Navigation design for usability

Navigation should be instantly understandable to visitors. They are unlikely to want to spend time puzzling out how to get from one page to another on your site, so if your navigation is not intuitive the visitor may leave the site.

Navigation on a web page not only provides visitors with a means of seeing what other pages are on a web site, but also provides an indication of what those pages are about, and by implication what the web site is about.

Navigation position

Ensure that your navigation will be visible to visitors without the need to scroll. That means placing the navigation within the top 500 pixels of your page.

Group your navigation together in a navigation bar or panel. Visitors will expect navigation to be on the left or top of a page. Your page would be nearly impossible to navigate if the links were spread through the text.

Use recognizable navigation features

Historically, links have been written in blue text with an underline. The link would change to red on mouse over. This format is still the best way to make sure visitors realize your links are indeed links, however it is possible to make navigation perfectly recognizable without using this convention.

Text links on a white or light colored background should always be blue. An alternative to underlining the links is to make the links bold, then underline them on mouse over. The links will still stand out, but will be easier to read without the underline.

Navigation buttons or tabs are perfectly acceptable as long as they are grouped together. Ensure the colors and appearance change on mouse over as this confirms to the visitor that the button is definitely a link.

Be Consistent

Whatever format you choose for your navigation, be consistent. If you use underlined links on one part of the page, don't use links without underlines on another part of the page, and don't underline any non-link text.

Use common navigation throughout your site. Your visitor will become used to the style of your navigation as they begin to use the web site.

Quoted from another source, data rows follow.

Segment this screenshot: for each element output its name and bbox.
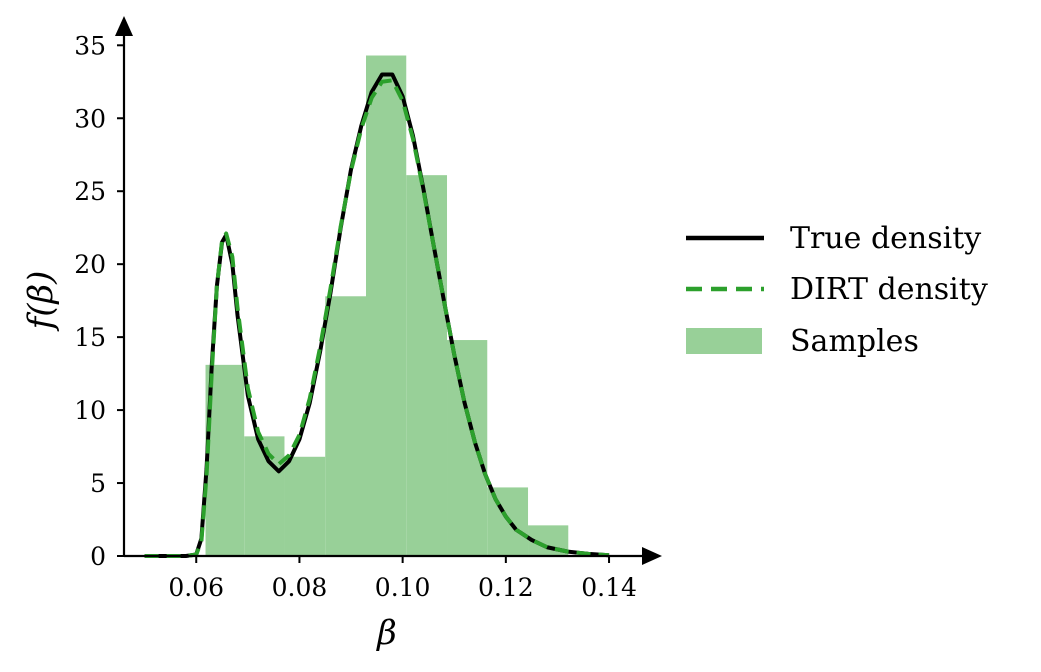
y-tick-label: 0 (90, 542, 106, 571)
x-tick-label: 0.12 (478, 573, 534, 602)
legend-swatch-samples (686, 328, 762, 354)
legend: True density DIRT density Samples (686, 221, 988, 359)
y-tick-label: 25 (74, 177, 106, 206)
y-tick-label: 5 (90, 469, 106, 498)
y-axis-label: f(β) (21, 271, 61, 333)
histogram-bar-4 (325, 296, 367, 556)
legend-label: Samples (790, 324, 919, 359)
y-tick-label: 20 (74, 250, 106, 279)
y-tick-label: 35 (74, 31, 106, 60)
histogram-bar-5 (366, 55, 407, 557)
x-tick-label: 0.08 (272, 573, 328, 602)
histogram-layer (205, 55, 569, 557)
y-tick-label: 10 (74, 396, 106, 425)
density-lines-layer (144, 72, 610, 558)
y-tick-label: 15 (74, 323, 106, 352)
tick-layer: 0.06 0.08 0.10 0.12 0.14 0 5 10 15 20 25 30 35 (74, 31, 637, 602)
x-axis-label: β (375, 613, 397, 653)
x-axis-arrowhead (642, 547, 662, 565)
y-tick-label: 30 (74, 104, 106, 133)
x-tick-label: 0.10 (375, 573, 431, 602)
x-tick-label: 0.14 (581, 573, 637, 602)
x-tick-label: 0.06 (168, 573, 224, 602)
axes (115, 16, 662, 565)
legend-label: DIRT density (790, 272, 988, 307)
legend-label: True density (790, 221, 981, 256)
histogram-bar-6 (406, 175, 448, 556)
dirt-density-line (144, 78, 610, 558)
histogram-bar-3 (284, 456, 326, 556)
histogram-bar-7 (447, 340, 488, 556)
y-axis-arrowhead (115, 16, 133, 36)
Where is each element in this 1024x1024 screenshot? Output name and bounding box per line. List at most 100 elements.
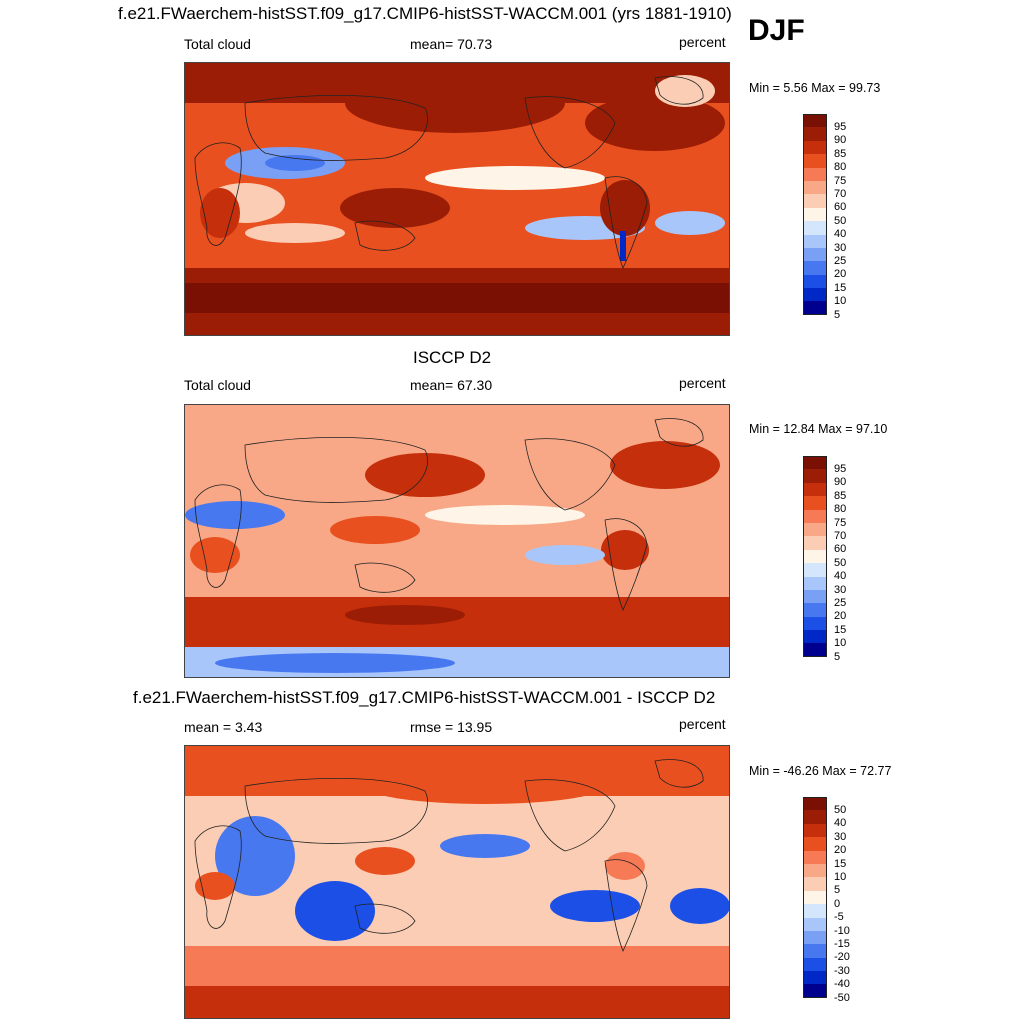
colorbar-tick-label: 40 <box>834 570 847 583</box>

They will become confused if the style of navigation changes from page to page. A confused visitor is an unhappy one and will most likely leave your site.

Navigation words

Text in your navigation should provide a one or two word summary of the page being linked. Your visitor will click on the link if it looks useful to them.

Avoid using symbols without supporting text. Use a picture of a house to indicate the home page by all means, but include the word home beneath it.

Avoid the use of frames

Frames are commonly used for navigation. Frames combine an html content page with an html navigation page. Unfortunately, a search engine will always direct a visitor to the most appropriate page on a site, and this is normally one of the html content pages. The page will work in it's own right, but would not include the navigation page, so visitors would not be able to navigate the web site.

Avoid frames. Use CSS instead.

Number of clicks

Ensure the visitor can navigate from any page on your site to any other page in 2 clicks, or at the most 3 clicks.

It takes time for every new page to load, and it is frustrating to have to click through a number of pages to get to the required page.

Consider accessibility

JavaScript is a very popular tool for creating drop-down menus. Unfortunately not everyone can read JavaScript. Visitors using Netscape browsers, many disabled people, and search engine robots are among those who may not be able to use drop down menus.

Drop down menus can be a useful navigational tool, however it is important to include redundant links (text based links elsewhere on the page) to make the site accessible to these groups.